Bon'er Pakhi ... The Freebird

“Not that anything of moment happened that morning. It was simply a non momentous day in a momentous time. A day to sit and wait for the seconds, hours and minutes to tick.” [1]. Nothing happened either that morning or the night prior, or even during the week that ensued.

The micro and the macro analysis are ever so different be that of what it is. Yes, the broader picture of me remaining as morbid as I usually am, never changed. Something sublime just stirred deep within somewhere at too micro a plane but somehow managing forever to remain innocuous to one and all.. to everyone, somehow defying the much hyped – Butterfly Effect!!

Someone just got liberated! Nahh! That didn’t sound huge. But for heaven’s sake I am screaming out loud that someone just got LIBERATED! Liberation at the level of an individual, a liberation from the estrangement that we choose to perpetuate with each breath of ours, demolishing the alienation that causes me to hold on to my ego and not reach out even when I know I should, breaking free from all that pushes an individual to choose oblivion. Someone just got liberated!

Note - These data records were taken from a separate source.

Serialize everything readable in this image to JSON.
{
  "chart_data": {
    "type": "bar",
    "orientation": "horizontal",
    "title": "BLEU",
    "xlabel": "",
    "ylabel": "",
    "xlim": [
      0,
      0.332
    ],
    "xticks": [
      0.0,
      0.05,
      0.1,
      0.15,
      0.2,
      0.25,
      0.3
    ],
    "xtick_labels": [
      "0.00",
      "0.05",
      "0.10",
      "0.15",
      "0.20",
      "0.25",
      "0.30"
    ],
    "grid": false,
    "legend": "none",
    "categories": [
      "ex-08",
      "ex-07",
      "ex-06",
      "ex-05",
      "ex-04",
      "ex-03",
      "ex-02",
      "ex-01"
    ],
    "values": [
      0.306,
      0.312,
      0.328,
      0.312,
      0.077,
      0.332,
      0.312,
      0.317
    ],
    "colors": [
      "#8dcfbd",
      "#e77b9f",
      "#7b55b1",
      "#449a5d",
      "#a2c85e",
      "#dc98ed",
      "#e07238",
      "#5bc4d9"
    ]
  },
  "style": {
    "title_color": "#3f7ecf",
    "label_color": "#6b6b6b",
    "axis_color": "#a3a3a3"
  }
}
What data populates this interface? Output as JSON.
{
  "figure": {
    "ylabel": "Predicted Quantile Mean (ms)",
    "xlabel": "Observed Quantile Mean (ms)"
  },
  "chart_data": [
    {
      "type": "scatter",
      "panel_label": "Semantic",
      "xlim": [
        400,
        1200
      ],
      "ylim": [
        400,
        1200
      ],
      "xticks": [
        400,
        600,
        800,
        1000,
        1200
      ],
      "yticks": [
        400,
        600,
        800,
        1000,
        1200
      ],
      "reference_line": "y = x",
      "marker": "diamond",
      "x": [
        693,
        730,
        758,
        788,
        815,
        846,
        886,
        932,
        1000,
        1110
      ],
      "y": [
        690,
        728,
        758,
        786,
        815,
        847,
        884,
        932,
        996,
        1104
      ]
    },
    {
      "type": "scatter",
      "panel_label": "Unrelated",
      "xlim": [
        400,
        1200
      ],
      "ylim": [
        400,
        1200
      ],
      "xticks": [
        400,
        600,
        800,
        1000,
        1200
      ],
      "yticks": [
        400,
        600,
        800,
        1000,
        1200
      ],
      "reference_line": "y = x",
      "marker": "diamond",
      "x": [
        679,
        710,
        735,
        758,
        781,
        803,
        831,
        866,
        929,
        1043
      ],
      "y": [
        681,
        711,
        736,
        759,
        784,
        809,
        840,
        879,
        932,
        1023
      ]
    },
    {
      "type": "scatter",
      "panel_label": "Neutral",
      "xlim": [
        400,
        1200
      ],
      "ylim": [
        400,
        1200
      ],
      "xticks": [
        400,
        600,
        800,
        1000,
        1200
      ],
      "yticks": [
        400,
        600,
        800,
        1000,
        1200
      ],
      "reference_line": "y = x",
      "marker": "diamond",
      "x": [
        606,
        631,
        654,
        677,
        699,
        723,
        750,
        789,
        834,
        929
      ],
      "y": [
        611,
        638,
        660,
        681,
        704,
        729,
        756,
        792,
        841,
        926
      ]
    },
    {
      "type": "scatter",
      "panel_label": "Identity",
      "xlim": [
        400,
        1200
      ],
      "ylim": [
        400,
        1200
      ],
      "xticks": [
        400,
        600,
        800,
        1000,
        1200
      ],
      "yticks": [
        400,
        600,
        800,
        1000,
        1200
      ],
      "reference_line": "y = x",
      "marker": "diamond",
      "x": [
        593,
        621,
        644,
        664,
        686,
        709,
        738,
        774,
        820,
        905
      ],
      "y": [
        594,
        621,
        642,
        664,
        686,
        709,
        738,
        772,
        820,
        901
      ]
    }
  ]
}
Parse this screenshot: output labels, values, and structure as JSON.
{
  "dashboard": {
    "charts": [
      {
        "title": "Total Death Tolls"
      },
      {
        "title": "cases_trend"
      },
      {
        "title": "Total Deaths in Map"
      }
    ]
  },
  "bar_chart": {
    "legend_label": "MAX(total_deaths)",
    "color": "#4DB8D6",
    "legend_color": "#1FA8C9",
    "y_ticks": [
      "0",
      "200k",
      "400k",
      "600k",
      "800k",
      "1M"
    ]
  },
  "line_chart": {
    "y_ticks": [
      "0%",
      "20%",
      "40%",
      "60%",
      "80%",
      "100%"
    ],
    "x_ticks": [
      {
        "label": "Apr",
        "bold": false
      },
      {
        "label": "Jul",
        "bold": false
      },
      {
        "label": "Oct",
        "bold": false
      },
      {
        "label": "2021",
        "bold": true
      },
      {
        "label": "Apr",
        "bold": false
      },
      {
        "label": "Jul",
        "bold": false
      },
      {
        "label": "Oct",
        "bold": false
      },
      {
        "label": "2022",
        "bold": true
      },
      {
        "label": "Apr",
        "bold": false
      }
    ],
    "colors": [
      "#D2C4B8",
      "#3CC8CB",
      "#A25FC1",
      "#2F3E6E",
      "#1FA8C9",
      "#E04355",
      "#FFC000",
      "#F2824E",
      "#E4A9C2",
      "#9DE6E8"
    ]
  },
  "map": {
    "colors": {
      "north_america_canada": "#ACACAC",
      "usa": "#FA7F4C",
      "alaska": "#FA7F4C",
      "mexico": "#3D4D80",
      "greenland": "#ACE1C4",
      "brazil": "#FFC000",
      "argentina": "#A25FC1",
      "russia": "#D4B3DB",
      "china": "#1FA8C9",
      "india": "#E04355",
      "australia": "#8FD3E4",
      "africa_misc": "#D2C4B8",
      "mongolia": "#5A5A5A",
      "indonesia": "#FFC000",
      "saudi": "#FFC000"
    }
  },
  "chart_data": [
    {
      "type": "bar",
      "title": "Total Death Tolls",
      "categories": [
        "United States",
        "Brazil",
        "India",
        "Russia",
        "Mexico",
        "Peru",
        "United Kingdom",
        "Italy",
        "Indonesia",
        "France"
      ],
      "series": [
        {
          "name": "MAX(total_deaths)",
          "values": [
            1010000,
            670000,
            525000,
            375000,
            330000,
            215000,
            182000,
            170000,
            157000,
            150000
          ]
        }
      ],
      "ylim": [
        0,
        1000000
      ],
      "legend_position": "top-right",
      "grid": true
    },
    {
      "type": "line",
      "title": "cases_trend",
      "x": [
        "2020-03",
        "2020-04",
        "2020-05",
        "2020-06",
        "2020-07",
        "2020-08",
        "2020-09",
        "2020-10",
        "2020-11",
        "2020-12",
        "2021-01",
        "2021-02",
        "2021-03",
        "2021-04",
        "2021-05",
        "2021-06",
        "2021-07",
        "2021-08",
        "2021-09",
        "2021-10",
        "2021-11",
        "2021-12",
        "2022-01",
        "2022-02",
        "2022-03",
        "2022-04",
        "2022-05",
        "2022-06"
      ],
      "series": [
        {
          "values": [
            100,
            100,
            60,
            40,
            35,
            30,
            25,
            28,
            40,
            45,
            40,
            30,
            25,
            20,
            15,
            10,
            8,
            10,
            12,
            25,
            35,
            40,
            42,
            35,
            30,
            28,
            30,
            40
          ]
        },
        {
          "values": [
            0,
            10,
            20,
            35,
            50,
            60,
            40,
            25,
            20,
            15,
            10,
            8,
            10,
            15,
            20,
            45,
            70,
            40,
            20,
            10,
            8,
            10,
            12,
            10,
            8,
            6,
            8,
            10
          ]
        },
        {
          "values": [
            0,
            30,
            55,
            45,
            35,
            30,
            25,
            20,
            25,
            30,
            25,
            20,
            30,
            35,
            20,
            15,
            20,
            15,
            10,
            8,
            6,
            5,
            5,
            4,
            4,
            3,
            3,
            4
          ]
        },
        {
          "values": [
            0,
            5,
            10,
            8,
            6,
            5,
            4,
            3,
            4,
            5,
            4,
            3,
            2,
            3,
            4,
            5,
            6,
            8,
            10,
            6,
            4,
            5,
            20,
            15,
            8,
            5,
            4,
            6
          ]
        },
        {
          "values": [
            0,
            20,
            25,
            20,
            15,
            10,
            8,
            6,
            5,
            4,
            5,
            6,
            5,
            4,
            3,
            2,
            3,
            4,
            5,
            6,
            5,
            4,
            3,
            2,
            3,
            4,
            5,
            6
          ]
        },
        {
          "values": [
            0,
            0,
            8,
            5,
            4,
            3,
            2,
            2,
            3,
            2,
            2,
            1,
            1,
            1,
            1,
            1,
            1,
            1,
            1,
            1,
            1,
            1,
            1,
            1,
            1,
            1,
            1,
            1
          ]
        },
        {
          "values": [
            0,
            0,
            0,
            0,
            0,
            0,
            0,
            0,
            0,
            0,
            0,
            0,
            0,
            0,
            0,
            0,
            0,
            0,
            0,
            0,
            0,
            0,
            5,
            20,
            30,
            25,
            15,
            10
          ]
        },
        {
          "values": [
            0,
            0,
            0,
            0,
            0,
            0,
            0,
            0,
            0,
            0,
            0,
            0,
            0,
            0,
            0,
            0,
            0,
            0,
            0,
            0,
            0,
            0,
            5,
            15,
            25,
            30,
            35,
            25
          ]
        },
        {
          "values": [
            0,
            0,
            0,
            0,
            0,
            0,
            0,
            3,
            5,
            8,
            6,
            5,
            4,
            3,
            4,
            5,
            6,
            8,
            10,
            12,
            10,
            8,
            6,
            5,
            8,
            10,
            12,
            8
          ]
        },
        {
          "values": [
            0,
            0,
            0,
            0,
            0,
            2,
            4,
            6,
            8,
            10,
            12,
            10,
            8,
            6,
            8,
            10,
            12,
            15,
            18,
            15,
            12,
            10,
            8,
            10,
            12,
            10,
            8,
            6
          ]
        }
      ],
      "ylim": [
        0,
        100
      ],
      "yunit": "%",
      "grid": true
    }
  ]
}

A friend just died… not literally may be… but definitely he died. Death to me today represents a barrier between me and my realizations. And perhaps also a barrier between the ‘ought’ and the ‘is’! Death physically represents a distance, a distance that is an incentive itself – ballyhooing all that is lost and all the ‘to be achieved’ and ‘to be realized’ organized on the other side. He just crossed that line; I am left behind. That he has reached the other side is death, a death in the civil society that I live in. He left his alienation behind. He made even the ennui of time seem momentous!

Liberty no longer remains as a definable word to me. It no longer implies to me the freedom from external control – it rather is now, the independence from my own confinements created by the alienation that pervades my existence; it is the shearing of that very same estrangement that demarcates the line between me and death, between me and my friend. Goodbye Tanay!